# Bend, OR Area Rides?



## Spinnerman (Oct 21, 2004)

I found the Deschuttes County Bicycle map and have been putting together some 80 + or - 10 mile routes from the map using Google and my Topo Software. I was wondering if there was a good route to ride that is primarily east of the Newberry Crater on paved Forest Service Roads. 

I've got quite a few options already mapped out for a group of us that will be riding there this june, but I came up with the following possibility that might work especially if one of our wives SAG's about halfway through.

Is the following route worthwhile for a road ride?

Start near Lost Tracks Golf Club on SE China Hat Rd and continue SSE on China Hat Rd.
Right on Pumice Butte Rd on the south end of the ride.
Right on N. Paulina Lake Rd. According to Google Maps it looks like we should continueof Lave Cast Forrest Rd (SP?) back to the Golf Club.
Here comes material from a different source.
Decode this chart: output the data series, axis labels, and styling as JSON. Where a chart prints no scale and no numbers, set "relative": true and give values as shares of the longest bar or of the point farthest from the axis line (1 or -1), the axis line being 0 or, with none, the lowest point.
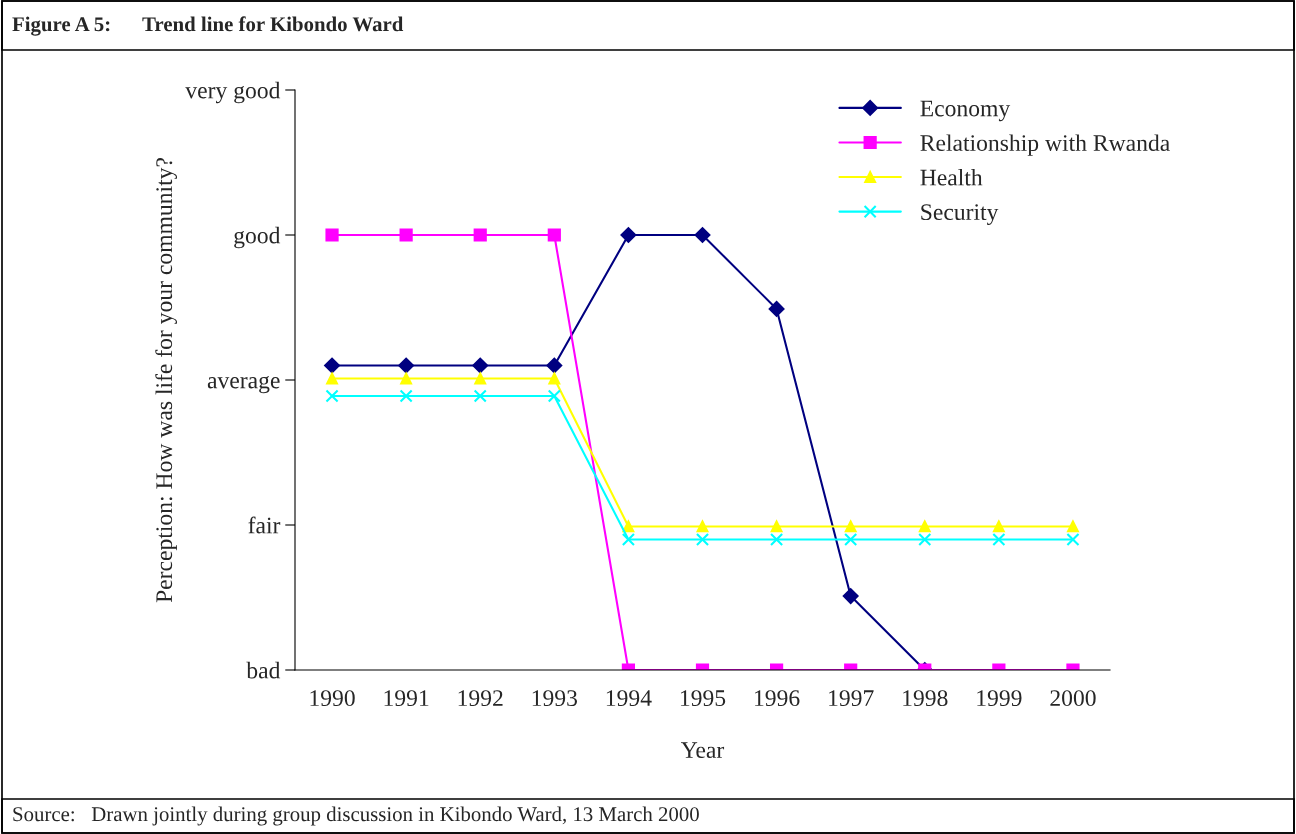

Any feedback on this route? Is there a better option or better way to do something similar that is 70+ miles?

Thanks


----------



## b987654 (Aug 18, 2005)

*link*

http://www.co.deschutes.or.us/go/objectid/979A926B-BDBD-57C1-9A23DC62B9A79B49#bend





Spinnerman said:


> I found the Deschuttes County Bicycle map and have been putting together some 80 + or - 10 mile routes from the map using Google and my Topo Software. I was wondering if there was a good route to ride that is primarily east of the Newberry Crater on paved Forest Service Roads.
> 
> I've got quite a few options already mapped out for a group of us that will be riding there this june, but I came up with the following possibility that might work especially if one of our wives SAG's about halfway through.
> 
> ...


----------



## Spinnerman (Oct 21, 2004)

b987654 said:


> http://www.co.deschutes.or.us/go/objectid/979A926B-BDBD-57C1-9A23DC62B9A79B49#bend


Thanks. I've got the map you posted in the link. Unfortunately, it doesn't cover the route I was referring to, but it was very helpful in giving me ideas to put together about 8 route ideas so far.

RIch


----------